流石にこれは花道が無神経すぎると思ったが、大楠にも言い分はあった。
「オレはそんなん書けなんて一言も言ってねー!だいたい、元はと言えばおめーが花道の尻を触りすぎるからわりーんだろ!結局それで萎えて止まったなら、やり方は悪かったとは言え花道の作戦も間違ってなかったじゃねーか」
「萎えなかったけど?」
「…………ン?」
「二重線ひいて、ちゃんとオレの名前書き直したし。なんか……逆に盛り上がった」
大楠は両手で耳を塞いだ。もはや既に入ってきた情報を遮断することはできず、無駄な抵抗でしかなかったが、耳を塞いで涙目で叫んだ。
「もーヤダお前ら!!」
なのに大楠はなぜか、その後洋平からの弁明?を聞くことになってしまった。
花道のお尻が好きだ。
大好きだ。
すべらかな触り心地。腰から繋がって、太ももへまで流れるしっかりした筋肉はギリシャの彫刻めいて完成されている。筋肉はしっかりついているが、力が入っていない時は驚くくらい柔らかい。両手で掴んだ時のフィット感は言葉では言い尽くせないほど心が満たされる。乳首に制限がかかる前から、洋平は隙あらばお尻も触っていた。
ただ、乳首が制限されてから妙に気になるようになった箇所がある。それが、背中とお尻の境目の部分とでも言おうか、お尻の割れ目が始まるまさにその原点の部分である。
洋平は語った。
男の上半身裸は、性的なものとは見做されない傾向にある。背中が見えていても問題がない。でもケツが出ていたら問題だ。ではケツとはどこからかというと、あの割れ目の始まり、あそこが見えていたらもうケツが見えていると見做されるように思う。

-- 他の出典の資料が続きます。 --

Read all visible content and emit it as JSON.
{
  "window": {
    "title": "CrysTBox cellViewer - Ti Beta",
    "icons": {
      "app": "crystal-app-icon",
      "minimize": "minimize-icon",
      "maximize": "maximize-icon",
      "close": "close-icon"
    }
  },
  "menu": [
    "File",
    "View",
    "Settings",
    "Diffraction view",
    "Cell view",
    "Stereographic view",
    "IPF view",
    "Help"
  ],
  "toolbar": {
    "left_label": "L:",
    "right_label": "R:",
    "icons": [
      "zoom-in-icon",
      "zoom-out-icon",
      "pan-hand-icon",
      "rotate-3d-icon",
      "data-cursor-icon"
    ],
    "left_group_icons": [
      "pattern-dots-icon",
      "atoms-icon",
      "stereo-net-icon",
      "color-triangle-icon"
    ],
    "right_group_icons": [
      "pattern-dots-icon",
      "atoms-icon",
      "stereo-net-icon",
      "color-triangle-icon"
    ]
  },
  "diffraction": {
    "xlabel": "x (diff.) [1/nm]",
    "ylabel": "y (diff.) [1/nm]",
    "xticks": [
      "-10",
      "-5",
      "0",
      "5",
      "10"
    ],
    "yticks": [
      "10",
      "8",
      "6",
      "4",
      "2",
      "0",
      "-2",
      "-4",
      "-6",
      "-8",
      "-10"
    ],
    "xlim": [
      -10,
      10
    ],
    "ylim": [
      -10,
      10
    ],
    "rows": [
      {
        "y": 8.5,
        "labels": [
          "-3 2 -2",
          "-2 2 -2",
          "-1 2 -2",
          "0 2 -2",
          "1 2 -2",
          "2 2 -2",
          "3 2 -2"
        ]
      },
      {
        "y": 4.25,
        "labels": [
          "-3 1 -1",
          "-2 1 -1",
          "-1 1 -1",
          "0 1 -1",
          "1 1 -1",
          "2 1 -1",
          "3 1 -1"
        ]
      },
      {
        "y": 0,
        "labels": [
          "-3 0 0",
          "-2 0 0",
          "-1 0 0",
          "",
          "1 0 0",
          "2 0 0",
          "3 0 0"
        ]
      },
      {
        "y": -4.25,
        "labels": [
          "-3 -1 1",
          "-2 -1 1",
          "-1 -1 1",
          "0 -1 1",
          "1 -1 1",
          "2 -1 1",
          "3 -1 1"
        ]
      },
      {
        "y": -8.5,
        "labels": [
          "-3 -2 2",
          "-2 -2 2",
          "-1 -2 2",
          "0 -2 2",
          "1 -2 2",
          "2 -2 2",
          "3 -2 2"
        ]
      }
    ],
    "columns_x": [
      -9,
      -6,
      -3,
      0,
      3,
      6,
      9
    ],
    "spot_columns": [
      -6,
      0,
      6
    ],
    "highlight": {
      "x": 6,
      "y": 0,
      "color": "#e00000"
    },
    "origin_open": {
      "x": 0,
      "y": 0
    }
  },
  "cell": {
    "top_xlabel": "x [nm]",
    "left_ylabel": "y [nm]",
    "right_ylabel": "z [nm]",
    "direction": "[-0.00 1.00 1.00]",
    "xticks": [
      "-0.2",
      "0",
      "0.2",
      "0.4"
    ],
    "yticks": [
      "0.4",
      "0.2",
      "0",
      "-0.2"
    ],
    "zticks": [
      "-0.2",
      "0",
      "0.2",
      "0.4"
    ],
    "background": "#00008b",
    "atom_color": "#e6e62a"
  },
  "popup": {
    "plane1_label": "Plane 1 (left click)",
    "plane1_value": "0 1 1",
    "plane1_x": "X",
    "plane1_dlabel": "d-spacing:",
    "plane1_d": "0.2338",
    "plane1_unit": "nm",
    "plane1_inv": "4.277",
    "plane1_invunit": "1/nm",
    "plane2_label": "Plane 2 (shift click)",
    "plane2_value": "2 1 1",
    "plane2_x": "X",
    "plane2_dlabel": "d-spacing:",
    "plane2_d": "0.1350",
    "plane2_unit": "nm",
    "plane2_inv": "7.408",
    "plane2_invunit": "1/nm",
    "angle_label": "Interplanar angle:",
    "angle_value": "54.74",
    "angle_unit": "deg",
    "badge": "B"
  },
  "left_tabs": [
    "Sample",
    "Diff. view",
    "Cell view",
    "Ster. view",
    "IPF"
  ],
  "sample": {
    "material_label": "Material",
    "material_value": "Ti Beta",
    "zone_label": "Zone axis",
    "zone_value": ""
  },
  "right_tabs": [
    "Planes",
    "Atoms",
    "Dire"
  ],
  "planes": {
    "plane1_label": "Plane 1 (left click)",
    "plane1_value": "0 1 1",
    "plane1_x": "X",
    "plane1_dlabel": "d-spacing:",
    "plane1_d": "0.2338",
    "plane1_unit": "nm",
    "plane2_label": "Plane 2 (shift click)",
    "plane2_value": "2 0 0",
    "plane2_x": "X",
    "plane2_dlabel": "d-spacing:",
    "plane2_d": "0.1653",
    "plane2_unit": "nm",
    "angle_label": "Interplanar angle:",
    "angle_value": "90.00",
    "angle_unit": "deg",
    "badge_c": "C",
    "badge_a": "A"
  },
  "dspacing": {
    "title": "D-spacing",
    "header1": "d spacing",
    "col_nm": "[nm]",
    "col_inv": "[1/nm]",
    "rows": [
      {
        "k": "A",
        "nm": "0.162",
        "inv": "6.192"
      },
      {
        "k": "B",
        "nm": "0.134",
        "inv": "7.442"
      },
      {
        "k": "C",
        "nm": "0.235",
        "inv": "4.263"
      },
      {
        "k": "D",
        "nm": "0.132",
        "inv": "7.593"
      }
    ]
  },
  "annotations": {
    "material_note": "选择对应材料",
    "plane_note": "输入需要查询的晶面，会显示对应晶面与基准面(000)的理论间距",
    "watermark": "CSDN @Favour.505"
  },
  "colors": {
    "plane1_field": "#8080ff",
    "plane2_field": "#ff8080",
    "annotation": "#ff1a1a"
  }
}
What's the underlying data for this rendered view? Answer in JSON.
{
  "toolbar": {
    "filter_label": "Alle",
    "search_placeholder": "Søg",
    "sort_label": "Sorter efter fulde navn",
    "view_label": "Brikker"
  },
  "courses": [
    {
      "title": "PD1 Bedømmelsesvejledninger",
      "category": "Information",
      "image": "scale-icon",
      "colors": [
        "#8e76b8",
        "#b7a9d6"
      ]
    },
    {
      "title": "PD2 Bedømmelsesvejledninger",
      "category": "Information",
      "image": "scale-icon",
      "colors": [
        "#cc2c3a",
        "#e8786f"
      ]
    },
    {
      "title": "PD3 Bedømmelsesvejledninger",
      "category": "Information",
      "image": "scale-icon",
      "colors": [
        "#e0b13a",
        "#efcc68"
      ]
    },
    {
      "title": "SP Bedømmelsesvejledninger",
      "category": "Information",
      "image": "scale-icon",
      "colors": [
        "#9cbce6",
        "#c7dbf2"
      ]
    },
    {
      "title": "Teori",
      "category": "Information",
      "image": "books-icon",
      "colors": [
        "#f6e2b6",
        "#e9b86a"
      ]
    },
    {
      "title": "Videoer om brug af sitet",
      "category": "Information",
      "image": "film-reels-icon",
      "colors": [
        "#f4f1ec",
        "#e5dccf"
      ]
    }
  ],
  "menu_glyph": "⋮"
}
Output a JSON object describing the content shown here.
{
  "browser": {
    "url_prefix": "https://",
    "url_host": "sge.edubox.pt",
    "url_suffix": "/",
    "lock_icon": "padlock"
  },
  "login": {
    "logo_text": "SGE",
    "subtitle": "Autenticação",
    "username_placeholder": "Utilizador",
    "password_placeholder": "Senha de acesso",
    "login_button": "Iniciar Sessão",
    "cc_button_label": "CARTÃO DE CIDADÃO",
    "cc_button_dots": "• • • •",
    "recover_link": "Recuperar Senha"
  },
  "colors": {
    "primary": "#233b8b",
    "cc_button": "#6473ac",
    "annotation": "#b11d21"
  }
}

つまりあの割れ目こそが、お尻の性的部分の始まりなのだ。
「なんもわからん」
大楠はそう言ったが、洋平は語り続ける。
一度気になると、もう意識しないことは出来なかった。花道のお尻の始まりが愛しくて愛しくてたまらなくなった。腰に近く、触りやすい位置にあるのも良かった。洋平は隙あらば花道のお尻の始まりに指を滑らせ、すりすりと撫でるのが癖になった。キスする間も、セックスの最中も、ただイチャイチャしてくっついてる時も。
段々感じ始めているのも気づいていて、調べると仙骨といって性感帯になり得る場所らしい。最近、入れながらそこを擦ってやると、反応が本当にかわいい。とろとろで、ふにゃふにゃになる。このまま全身性感帯にして、オレ以外じゃ満足できない身体にしてやりたい。
弁明ではなかった。
むしろ犯行声明に近かった。
大楠は無言で忠に電話した。携帯なんだから忠が出るに決まってるのに、「ボクは弟の忠二郎ダヨ!」と言って切りやがった。大楠は泣きながら、洋平に言った。
「花道もおめーも、互いに好きあってんだから、そういうのは直接言え。花道、自分の身体が変わってくの不安なんじゃねーのか。そういうの話しあってこその恋人だろーが」
洋平は、静かにタバコの煙を吐き出して、「大楠って時々スゲー真っ当なこと言うよな」と言って帰って行った。
数日後、何故か桜木花道と背中に油性ペンで大きく書かれた洋平が、幸せそうな笑顔で写っている写真がメールされてきた。大楠はふーっと大きく息を吐き、このクソ傍迷惑なバカップルが末長く幸せでいるように願った。